Allah’ı da çok az anarlar.”
Nisa/142
Riya hususunda Ebu Hureyre’nin bildirdiği
bir hadiste Rasulullah(aleyhisselam) Efendimiz şöyle buyurdular,
mealen:
-“ Kıyamet gününde
sorgulanacak üç kişiden biri de, şehid olmuş bir kimdedir ki, huzura getirilir.
Hak teala ona verdiği nimetleri sayar, o da bunları ikrar eder. Cenab-ı
Hak:
-“ Bu nimetlere mukabil ne
yaptın ? “der.
O da:
-“ Ya Rab senin uğrunda savaştım ve şehid
düştüm”der.
Hak Teala:
-“ Hayır, yalan söylüyorsun, sana “cesaretli”

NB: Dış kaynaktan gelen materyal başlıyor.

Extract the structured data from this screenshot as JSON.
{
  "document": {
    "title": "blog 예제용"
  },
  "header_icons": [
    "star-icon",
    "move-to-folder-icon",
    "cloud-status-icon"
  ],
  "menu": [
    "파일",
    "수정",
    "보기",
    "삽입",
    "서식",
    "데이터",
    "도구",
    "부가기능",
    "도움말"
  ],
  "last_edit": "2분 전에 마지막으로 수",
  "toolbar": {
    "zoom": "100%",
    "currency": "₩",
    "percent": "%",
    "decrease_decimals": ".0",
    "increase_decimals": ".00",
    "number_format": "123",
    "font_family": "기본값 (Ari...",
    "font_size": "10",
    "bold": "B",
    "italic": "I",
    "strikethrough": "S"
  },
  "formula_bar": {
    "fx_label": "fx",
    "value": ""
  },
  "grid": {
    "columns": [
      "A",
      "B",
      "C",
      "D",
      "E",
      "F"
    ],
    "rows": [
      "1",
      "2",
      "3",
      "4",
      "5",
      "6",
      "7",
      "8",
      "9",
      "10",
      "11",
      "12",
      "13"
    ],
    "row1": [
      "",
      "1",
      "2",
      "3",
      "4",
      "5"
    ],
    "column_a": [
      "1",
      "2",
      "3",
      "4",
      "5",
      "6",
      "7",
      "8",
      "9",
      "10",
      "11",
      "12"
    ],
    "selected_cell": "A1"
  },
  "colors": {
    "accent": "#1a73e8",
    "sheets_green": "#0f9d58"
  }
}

desinler diye savaştın.”buyurur ve o kimse yüzü koyun sürüklenerek cehenneme
götürülür.
İkincisi de ilim
öğrenip öğretmiş, Kur’an okumuş bir kimsedir ki, bu da celb olunup, Hak Tela ona
verdikleri nimetleri sayar. O da bu nimetleri ikrar eder. ”
Hak Teala:
-“ Bu nimetlere mukabil ne yaptın ? “der.
O da:
-“ Ya Rabbi ilim öğrendim ve öğrettim, Kur’an
okudum.” cevabını verince;
Cenab-ı Hak
:
-“ Hayır, yalan
söylüyorsun. İlmi, sana “alim” desinler diye öğrendin. Kur’an-ı sana “Kur’an
okuyor” desinler diye okudun. Nitekim bu sözde söylenmiştir. “buyurulur. Verilen
emir gereğince bu kimse yüzü koyun sürüklenerek cehenneme
atılır.”
Üçüncüsü de Allah
Tealanın kendisine servet verdiği kimsedir ki; Cenab-ı Hak ona verdiği nimetleri
sayar. Oda onları itiraf eder.
Cenab-ı Hak:
-“ Bunlara mukabil ne yaptın ?”der.
-“ Ya Rabbi servetimi Senin yollarında ve Senin
uğrunda harcadım “deyince:
-“ Hayır yalan söylüyorsun. Riyakârsın, bunları sana
“cömert” desinler diye yaptın; bu söz de söylenmiştir, buyurur. Sonra emrolunup
o da sürüklenerek cehenneme atılır.”
(Hadis-i Müslim)
Allah’ın veli kullarından Bayezidi Bistami
hazretleri gençlik yıllarında bir mescidde namaz kıldığı esnada şeyhi mescitten
içeri girer. Bunu fark eden Bayezid; “Şeyhler Allah’ın izniyle kalplerin
gizliliklerin görürler”diye içinden bir düşünce hasıl olur. Bu düşünceyle
kalbini şeyhinin tevvecühünü çekmek için süsler ve kalbine çeki düzen vererek o
namazı bitirir.
Bayezid, namazını
bitirip şeyhinin huzuruna gider. Bu yaptıklarından dolayı şeyhinin kendisini
takdir edip beğeneceğini umarak elini öper ama; şeyh ona:
-“ Defol ey mürai(riyakar) Bayezid. Biraz önceki o
düşüncenden dolayı Allah, yedi yıllık amelini iptal etti.”der.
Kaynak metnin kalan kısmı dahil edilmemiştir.